Zero-Shot vs. Few-Shot Multi-Speaker TTS Using Pre-trained Czech SpeechT5 Model
Jan Lehečka, Zdeněk Hanzlíček, Jindřich Matoušek, Daniel Tihelka
TL;DR
The paper investigates zero-shot versus few-shot multi-speaker TTS using a Czech SpeechT5 foundation model trained from scratch on large-scale Czech speech and text data. It pre-trains on approximately 120,000 hours of Czech speech and 17.5 billion Czech text tokens, then fine-tunes on a large, diverse multi-speaker corpus, leveraging x-vector speaker embeddings and a HiFi-GAN vocoder for synthesis. Two listening tests show zero-shot synthesis underperforms in both quality and speaker similarity, while roughly 1 minute of target speaker data yields acceptable quality, with diminishing quality gains as data increases but potential gains in similarity for less monotonous voices. The work demonstrates practical viability for Czech zero-/few-shot TTS, discusses ethical considerations for synthetic voices of public figures, and provides the pre-trained Czech SpeechT5 foundation model for non-commercial use.
Abstract
In this paper, we experimented with the SpeechT5 model pre-trained on large-scale datasets.

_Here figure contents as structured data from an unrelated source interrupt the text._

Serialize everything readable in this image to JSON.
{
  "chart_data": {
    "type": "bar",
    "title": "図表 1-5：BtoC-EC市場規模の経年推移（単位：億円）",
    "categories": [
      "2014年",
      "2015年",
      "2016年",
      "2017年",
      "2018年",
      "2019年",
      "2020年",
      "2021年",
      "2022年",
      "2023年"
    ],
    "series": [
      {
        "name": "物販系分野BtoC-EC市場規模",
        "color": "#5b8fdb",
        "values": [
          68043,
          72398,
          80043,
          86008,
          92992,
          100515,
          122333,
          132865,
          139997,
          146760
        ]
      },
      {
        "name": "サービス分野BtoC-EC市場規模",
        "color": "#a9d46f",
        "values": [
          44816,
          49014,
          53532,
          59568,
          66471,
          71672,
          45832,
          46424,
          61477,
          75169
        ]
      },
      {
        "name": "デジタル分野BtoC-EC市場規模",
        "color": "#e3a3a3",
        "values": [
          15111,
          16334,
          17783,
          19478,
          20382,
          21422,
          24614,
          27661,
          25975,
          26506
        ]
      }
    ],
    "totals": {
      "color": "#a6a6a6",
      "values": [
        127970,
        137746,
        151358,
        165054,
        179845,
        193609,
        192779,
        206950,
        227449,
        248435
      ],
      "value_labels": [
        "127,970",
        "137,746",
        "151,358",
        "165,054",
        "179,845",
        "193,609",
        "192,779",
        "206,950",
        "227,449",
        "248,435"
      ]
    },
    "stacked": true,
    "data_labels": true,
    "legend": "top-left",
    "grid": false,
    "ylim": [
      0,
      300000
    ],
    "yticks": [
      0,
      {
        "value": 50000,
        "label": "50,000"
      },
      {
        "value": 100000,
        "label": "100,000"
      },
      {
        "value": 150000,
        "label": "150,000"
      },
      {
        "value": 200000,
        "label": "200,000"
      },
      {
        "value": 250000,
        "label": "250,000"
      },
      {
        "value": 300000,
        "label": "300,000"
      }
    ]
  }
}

We pre-trained the foundation model from scratch and fine-tuned it on a large-scale robust multi-speaker text-to-speech (TTS) task. We tested the model capabilities in a zero- and few-shot scenario. Based on two listening tests, we evaluated the synthetic audio quality and the similarity of how synthetic voices resemble real voices. Our results showed that the SpeechT5 model can generate a synthetic voice for any speaker using only one minute of the target speaker's data. We successfully demonstrated the high quality and similarity of our synthetic voices on publicly known Czech politicians and celebrities.